A presidente da Argentina, Cristina Kirchner, decidiu ontem remover de seu cargo, por decreto, o presidente do Banco Central, Martín Redrado. De acordo com a legislação argentina, o Executivo não tem autonomia para demitir o titular do Banco Central sem a anuência do Congresso. Uma comissão do Senado, presidida por Julio Cobos o vice de Cristina, que está rompido com ela desde meados de 2008, e aspira à sua sucessão deveria avalizar a decisão.
Cobos havia pedido a convocação extraordinária do Congresso, em recesso, para dirimir o impasse institucional criado na quarta-feira, quando Cristina exigiu a renúncia de Redrado, que se recusou a deixar o cargo.
O vice-presidente da República queria que o Parlamento interrompesse seu descanso para avaliar se é legítimo ou não o decreto de Cristina que originou o atrito entre a Casa Rosada e o Banco Central.
Trata-se de um decreto de necessidade e urgência (o equivalente à medida provisória brasileira), publicado no último dia 15, que determina a criação de um fundo de US$ 6,5 bilhões com reservas do Banco Central, para o pagamento da dívida pública argentina.
Redrado discorda da medida. Diante da resistência dele em cumpri-la, Cristina pediu sua renúncia. Ele se negou a deixar o cargo; seu mandato iria até setembro.
Como sinal do caráter excepcional do decreto de remoção do presidente do Banco Central, a assinatura de Cristina é acompanhada por todos os ministros de seu gabinete. O documento acusa Redrado de "incorrer em má conduta e descumprir os deveres de funcionário público e pede ao procurador do Tesouro que faça a "respectiva denúncia ante a autoridade policial.
Advogados constitucionalistas avaliam que o decreto presidencial não pode se sobrepor à lei e, portanto, não teria efeito. Se a manobra der certo, Cristina vai indicar ao cargo o vice-presidente do BC, Miguel Angel Pesce.
Até as 21 horas de ontem, Redrado não havia se manifestado sobre a medida de Cristina, mas sua assessoria divulgou que ele analisava, com a assessoria de advogados, a validade do decreto.

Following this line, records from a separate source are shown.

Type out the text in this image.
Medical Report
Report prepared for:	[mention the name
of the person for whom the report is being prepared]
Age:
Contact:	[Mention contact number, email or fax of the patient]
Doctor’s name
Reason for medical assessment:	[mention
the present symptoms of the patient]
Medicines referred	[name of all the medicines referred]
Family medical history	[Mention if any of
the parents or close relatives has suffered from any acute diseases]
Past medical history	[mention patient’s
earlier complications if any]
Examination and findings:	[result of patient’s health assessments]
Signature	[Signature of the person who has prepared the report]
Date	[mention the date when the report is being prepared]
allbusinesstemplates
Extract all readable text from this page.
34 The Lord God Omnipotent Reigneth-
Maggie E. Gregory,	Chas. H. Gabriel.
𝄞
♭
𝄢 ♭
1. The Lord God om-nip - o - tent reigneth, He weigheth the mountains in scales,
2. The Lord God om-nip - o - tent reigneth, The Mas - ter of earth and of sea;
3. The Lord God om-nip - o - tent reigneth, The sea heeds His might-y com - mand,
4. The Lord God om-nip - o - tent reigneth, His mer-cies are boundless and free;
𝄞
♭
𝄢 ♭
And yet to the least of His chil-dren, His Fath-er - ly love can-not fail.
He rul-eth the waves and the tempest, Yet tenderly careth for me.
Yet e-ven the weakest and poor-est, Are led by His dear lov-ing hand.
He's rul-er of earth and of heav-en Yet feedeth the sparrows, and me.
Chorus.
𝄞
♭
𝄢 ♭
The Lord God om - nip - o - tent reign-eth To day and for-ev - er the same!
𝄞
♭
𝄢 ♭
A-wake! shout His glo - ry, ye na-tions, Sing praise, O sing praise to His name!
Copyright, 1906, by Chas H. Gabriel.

Aníbal Fernández, chefe de gabinete de Cristina, descartou a hipótese de Redrado não se submeter ao decreto presidencial. "Se quiser, ele pode estudar a validade do decreto em sua casa ou escritório, mas não na sede do Banco Central, que terá de desocupar amanhã, afirmou o ministro.
Se o pedido de remoção de Redrado fosse submetido à comissão do Senado, como determina a Carta Orgânica do Banco Central, a decisão final ficaria nas mãos de Cobos. Isso porque os membros da comissão se dividem igualmente entre o governista Partido Justicialista e a oposição representada pela UCR. Em tese, haveria empate na votação, e Cobos teria a tarefa do desempate.
Seria uma circunstância similar à de julho de 2008, em que Cobos rompeu seu apoio a Cristina, ao desempatar desfavoravelmente ao governo a votação do projeto sobre o aumento na taxação sobre a exportação de grãos. Esse gesto lhe rendeu o capital político com o qual agora postula sua candidatura à Presidência em 2011.